For tax purposes, the Fund lists the following breakdown:
For the years ended December 31, 2023 and 2022, the tax nature of distributions paid to stockholders was: ordinary income of $10,100,837 for 2023, return on equity of $5,042,064, and ordinary income for 2022. was $13,560,297 and long-term capital gain was $1,555,487.
MCN portfolio
As stated above, the Fund’s maximum allocation is cash, or what the Fund designates as “short-term investments, options, and other net assets and liabilities.” This is followed by healthcare at 12.9%, finance at 11.4%, and energy at 9.7%. This was a change from the last updated allocation, when information technology actually had an 18.6% weight.
I would say this was a big change in our weighting in this fund today. Last year’s portfolio turnover was 106%. Surprisingly, this was the second lowest sales in the last five years. The average attrition rate over the past five years has been 126%. So they’re a very active management team, so it’s not really surprising to see changes in their portfolio in terms of sector allocation.
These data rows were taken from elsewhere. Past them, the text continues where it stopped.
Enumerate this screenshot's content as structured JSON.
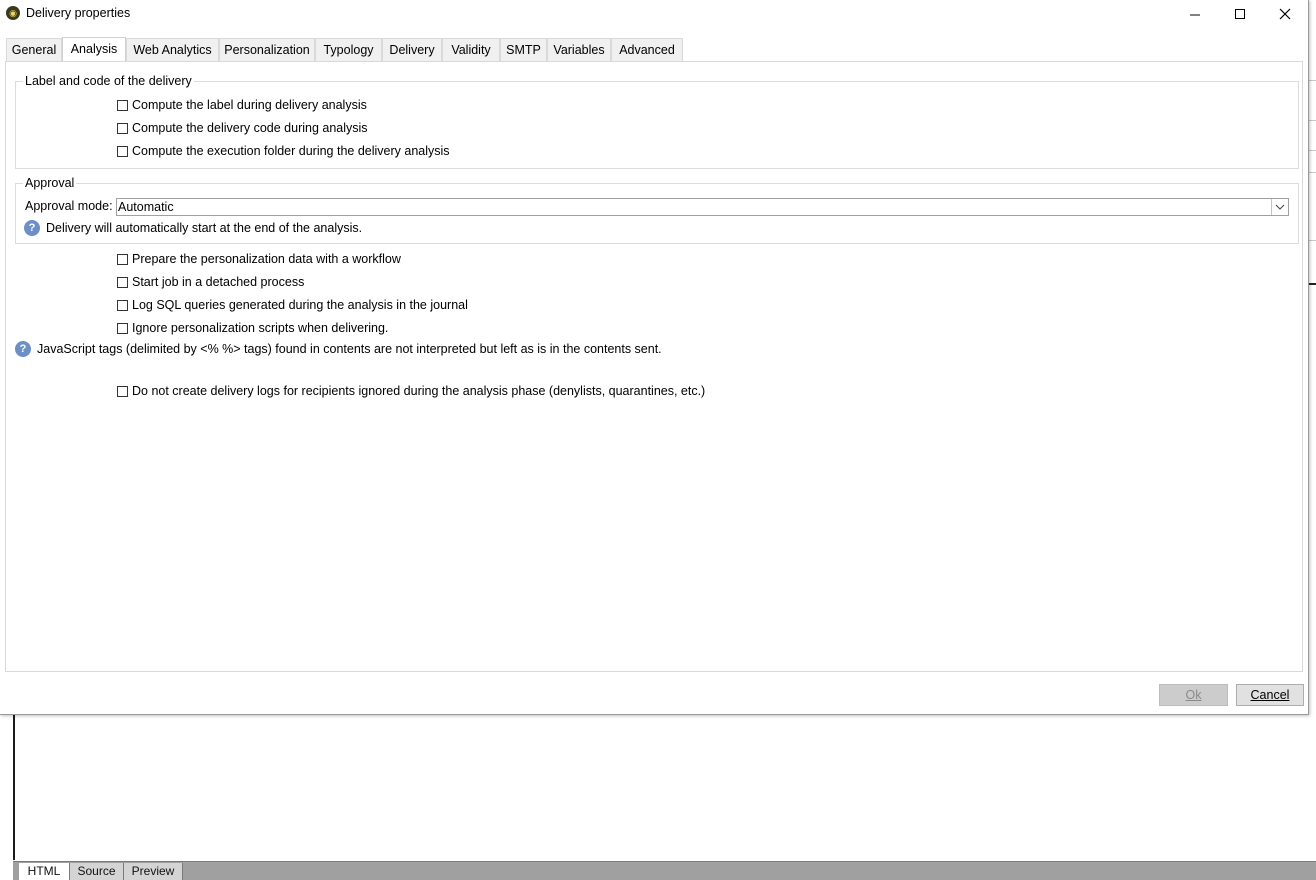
{
  "window": {
    "title": "Delivery properties",
    "icon": "app-logo-icon"
  },
  "tabs": [
    {
      "label": "General"
    },
    {
      "label": "Analysis",
      "active": true
    },
    {
      "label": "Web Analytics"
    },
    {
      "label": "Personalization"
    },
    {
      "label": "Typology"
    },
    {
      "label": "Delivery"
    },
    {
      "label": "Validity"
    },
    {
      "label": "SMTP"
    },
    {
      "label": "Variables"
    },
    {
      "label": "Advanced"
    }
  ],
  "label_group": {
    "legend": "Label and code of the delivery",
    "options": [
      {
        "label": "Compute the label during delivery analysis",
        "checked": false
      },
      {
        "label": "Compute the delivery code during analysis",
        "checked": false
      },
      {
        "label": "Compute the execution folder during the delivery analysis",
        "checked": false
      }
    ]
  },
  "approval_group": {
    "legend": "Approval",
    "mode_label": "Approval mode:",
    "mode_value": "Automatic",
    "info": "Delivery will automatically start at the end of the analysis."
  },
  "options": [
    {
      "label": "Prepare the personalization data with a workflow",
      "checked": false
    },
    {
      "label": "Start job in a detached process",
      "checked": false
    },
    {
      "label": "Log SQL queries generated during the analysis in the journal",
      "checked": false
    },
    {
      "label": "Ignore personalization scripts when delivering.",
      "checked": false
    }
  ],
  "js_info": "JavaScript tags (delimited by <% %> tags) found in contents are not interpreted but left as is in the contents sent.",
  "no_logs_option": {
    "label": "Do not create delivery logs for recipients ignored during the analysis phase (denylists, quarantines, etc.)",
    "checked": false
  },
  "footer": {
    "ok_label": "Ok",
    "ok_enabled": false,
    "cancel_label": "Cancel"
  },
  "bottom_tabs": [
    {
      "label": "HTML",
      "active": true
    },
    {
      "label": "Source"
    },
    {
      "label": "Preview"
    }
  ],
  "colors": {
    "info_icon": "#6d8fc6",
    "tab_inactive_bg": "#f0f0f0",
    "ok_disabled_bg": "#cccccc"
  }
}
But what has been consistent over the past few years is the largest cash allocation. This hasn’t changed much since the last update. The allocation has been increased since around 2019 and has remained at this high level for the past few years.
It’s great to have cash earning something these days, but when you’re looking to pay out more than 10%, earning up to 4% on such a large cash position means the rest of your portfolio is working even harder. means you have to work.
Despite the fund’s high turnover and changes in sector allocation, its two largest holdings, Las Vegas Sands (LVS) and Transocean Co., Ltd. (operation)—I’m in the same position I was in just over a year ago.
Other names that remained in the top 10 during this period include BlackRock (BLK), CVS Health Corp. (CVS) and APA Co., Ltd. (Apa) Position of.
conclusion
MCN provides investors with exposure to a portfolio of stocks while employing a covered call option strategy. This fund has provided stable distributions over the years, with a rate of over 10%, which is certainly attractive. Of course, the fund is also struggling to cover its 10% distribution. It’s also encouraging that the premium is down from the levels it has been trading at for most of the past few years. However, it is still trading well above its long-term average and will continue to give pause. I believe there are other funds that present more attractive opportunities from a valuation perspective at this time.